Inventory management software can mitigate this by automating calculations for you. Not only do they help you save time, but they also track and calculate data for new orders.

There are many inventory management programs out there, including Skubana, and choosing the right one is a process that requires careful consideration. When evaluating an inventory management software for its profitability reporting, there are a few key features to look out for:

  • Integrations: Inventory management software is the core of your business, and it should work with the services you’re already using. You also need to make sure it can integrate into all of your sales channels and account for any wholesale partnerships.
  • Detailed Analytics: No SKU management software is complete without analytics. The software you choose should be able to identify top and bottom sellers and SKU profitability in multiple ways. Profitability should be referenceable on the SKU level, the channel listing level, as well as trackable on each order.
  • Multi-Location Support: Whether your business is large or steadily growing, you’ll need software that can manage data from multiple warehouses. You should be able to record any costs from the warehouses and apply it to each SKU that ships out of the facility.
  • Customization: The inventory management software should be customizable so that it can accommodate your growing needs. You will also be able to stay on the program long-term instead of re-platforming and potentially losing your data.

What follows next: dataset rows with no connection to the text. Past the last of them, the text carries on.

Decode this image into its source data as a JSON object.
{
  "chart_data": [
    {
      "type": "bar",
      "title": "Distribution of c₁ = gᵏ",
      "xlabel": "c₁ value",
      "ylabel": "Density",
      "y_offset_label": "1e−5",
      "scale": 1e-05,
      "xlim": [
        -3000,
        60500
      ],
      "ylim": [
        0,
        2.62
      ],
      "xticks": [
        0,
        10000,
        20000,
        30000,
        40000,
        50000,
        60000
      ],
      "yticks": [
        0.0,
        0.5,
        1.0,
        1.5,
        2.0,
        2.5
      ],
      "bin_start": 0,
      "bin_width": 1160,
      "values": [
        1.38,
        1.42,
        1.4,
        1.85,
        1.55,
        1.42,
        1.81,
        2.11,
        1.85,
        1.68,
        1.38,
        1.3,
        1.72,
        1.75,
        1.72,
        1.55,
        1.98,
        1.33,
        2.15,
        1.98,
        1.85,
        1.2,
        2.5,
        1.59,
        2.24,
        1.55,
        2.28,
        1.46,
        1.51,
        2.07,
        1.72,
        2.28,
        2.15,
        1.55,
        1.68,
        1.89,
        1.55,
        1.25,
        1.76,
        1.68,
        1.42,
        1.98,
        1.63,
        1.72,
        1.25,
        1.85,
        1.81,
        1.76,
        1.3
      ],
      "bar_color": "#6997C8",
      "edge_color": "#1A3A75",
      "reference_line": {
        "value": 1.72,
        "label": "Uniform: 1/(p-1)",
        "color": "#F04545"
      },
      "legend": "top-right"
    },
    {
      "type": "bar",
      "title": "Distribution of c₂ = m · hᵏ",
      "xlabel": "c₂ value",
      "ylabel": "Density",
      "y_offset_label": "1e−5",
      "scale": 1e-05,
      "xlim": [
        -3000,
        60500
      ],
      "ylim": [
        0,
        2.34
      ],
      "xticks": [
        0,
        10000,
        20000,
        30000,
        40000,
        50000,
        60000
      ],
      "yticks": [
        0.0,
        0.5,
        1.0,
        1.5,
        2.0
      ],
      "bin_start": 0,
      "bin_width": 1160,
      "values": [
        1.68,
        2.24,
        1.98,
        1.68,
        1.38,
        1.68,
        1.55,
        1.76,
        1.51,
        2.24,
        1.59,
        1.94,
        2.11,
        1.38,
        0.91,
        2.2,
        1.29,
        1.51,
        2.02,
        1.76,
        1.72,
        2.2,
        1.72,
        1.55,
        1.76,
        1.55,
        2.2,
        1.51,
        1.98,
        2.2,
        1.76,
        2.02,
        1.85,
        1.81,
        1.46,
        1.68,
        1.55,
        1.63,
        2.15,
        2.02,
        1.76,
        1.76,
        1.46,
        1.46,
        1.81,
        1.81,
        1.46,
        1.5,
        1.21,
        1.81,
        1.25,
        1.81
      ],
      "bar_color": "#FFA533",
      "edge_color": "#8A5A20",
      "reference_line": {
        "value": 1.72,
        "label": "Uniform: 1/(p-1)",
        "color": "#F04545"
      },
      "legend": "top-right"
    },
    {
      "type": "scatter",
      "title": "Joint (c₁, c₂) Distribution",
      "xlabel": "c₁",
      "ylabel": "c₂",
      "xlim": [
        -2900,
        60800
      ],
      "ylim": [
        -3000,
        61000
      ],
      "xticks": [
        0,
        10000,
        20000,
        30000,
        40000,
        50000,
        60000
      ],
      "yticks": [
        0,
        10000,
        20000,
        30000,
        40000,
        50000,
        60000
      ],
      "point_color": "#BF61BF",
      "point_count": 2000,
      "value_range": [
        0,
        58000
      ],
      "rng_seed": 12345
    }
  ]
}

Skubana’s integrations can also point you in the right direction if you’re searching for a shipping provider or advanced ecommerce system.

Don’t Let Unprofitable SKUs Bring Down Your Business

A poorly handled inventory can single-handedly end a business. Proper ecommerce inventory management is efficient, well-organized, and offers the data you need to make improvements.

To run a productive business, you need to know what’s working and what’s not. Tracking profitability at the SKU level is just one way to target underperforming products and significantly increase revenue. Don’t underestimate the impact SKU-level reporting can have on your bottom line.